Superintendent Announces Decision to Step Down After Contract Expires

Superintendent Announces Decision to Step Down After Contract Expires

Duluth Superintendent Announces Decision To Step Down After Contract Expires

(Duluth, MN – March 27, 2019)  Superintendent Bill Gronseth told Duluth School Board members he will not seek another contract after his current contract expires in June 2020, about 15 months from now. Gronseth has served as Duluth’s Superintendent since early 2012.

   Gronseth said he’s announcing his decision now in order to give the Board ample time to engage in a thorough search process to identify a new superintendent.

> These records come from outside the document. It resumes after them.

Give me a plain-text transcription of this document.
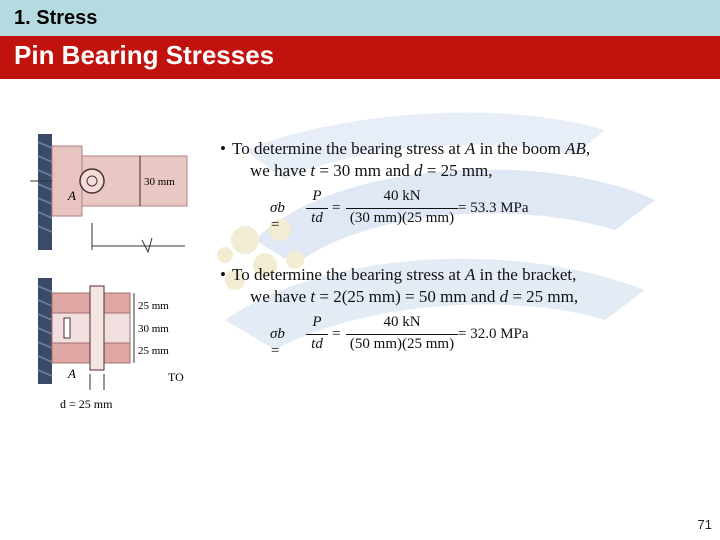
1. Stress
Pin Bearing Stresses
A
30 mm
A
25 mm
30 mm
25 mm
TO
d = 25 mm
• To determine the bearing stress at A in the boom AB,
we have t = 30 mm and d = 25 mm,
σb =
P
td
=
40 kN
(30 mm)(25 mm)
= 53.3 MPa
• To determine the bearing stress at A in the bracket,
we have t = 2(25 mm) = 50 mm and d = 25 mm,
σb =
P
td
=
40 kN
(50 mm)(25 mm)
= 32.0 MPa
71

   “My family has been a part of Duluth since the 1880’s and it has been my honor to serve the Duluth Public Schools for the past 22 years as a teacher and administrator,” Gronseth said in a letter to the Board.  “We have accomplished a great deal and I am proud of the work we have done together to move the district forward. There comes a time, however, for new leadership to take up the reins to move the district in new directions and I feel that time is now.”

    "Bill has dedicated himself to our students and our community," said Duluth School Board Chairperson Rosie Loeffler-Kemp.  "We appreciate all his hard work in making our schools a great place for children to learn and grow. We also appreciate him giving us time to find a new superintendent and look forward to continuing to work with him over the next year and through the end of his contract."

    During his tenure as superintendent the Duluth school district completed the long range facilities plan, initiated Think Kids Meetings, passed two two-tiered education levy referendums, implemented achievement strategies such as Multi-Tiered Systems of Support and Professional Learning Communities, experienced growth in academic scores, developed an online high school and fabrication labs.  

    The district developed new courses and strengthened Career & Technical Education programs and adopted new evaluation systems for teachers and principals. Ojibwe and Spanish Language Immersion programs were created and continue to expand. The Duluth School Board adopted an equity framework and is working to implement the use of a tool for equity accountability.  

    “Everyone in the district has played a role in accomplishing these things over the past seven years and I am proud to have been part of an amazing team,” said Gronseth.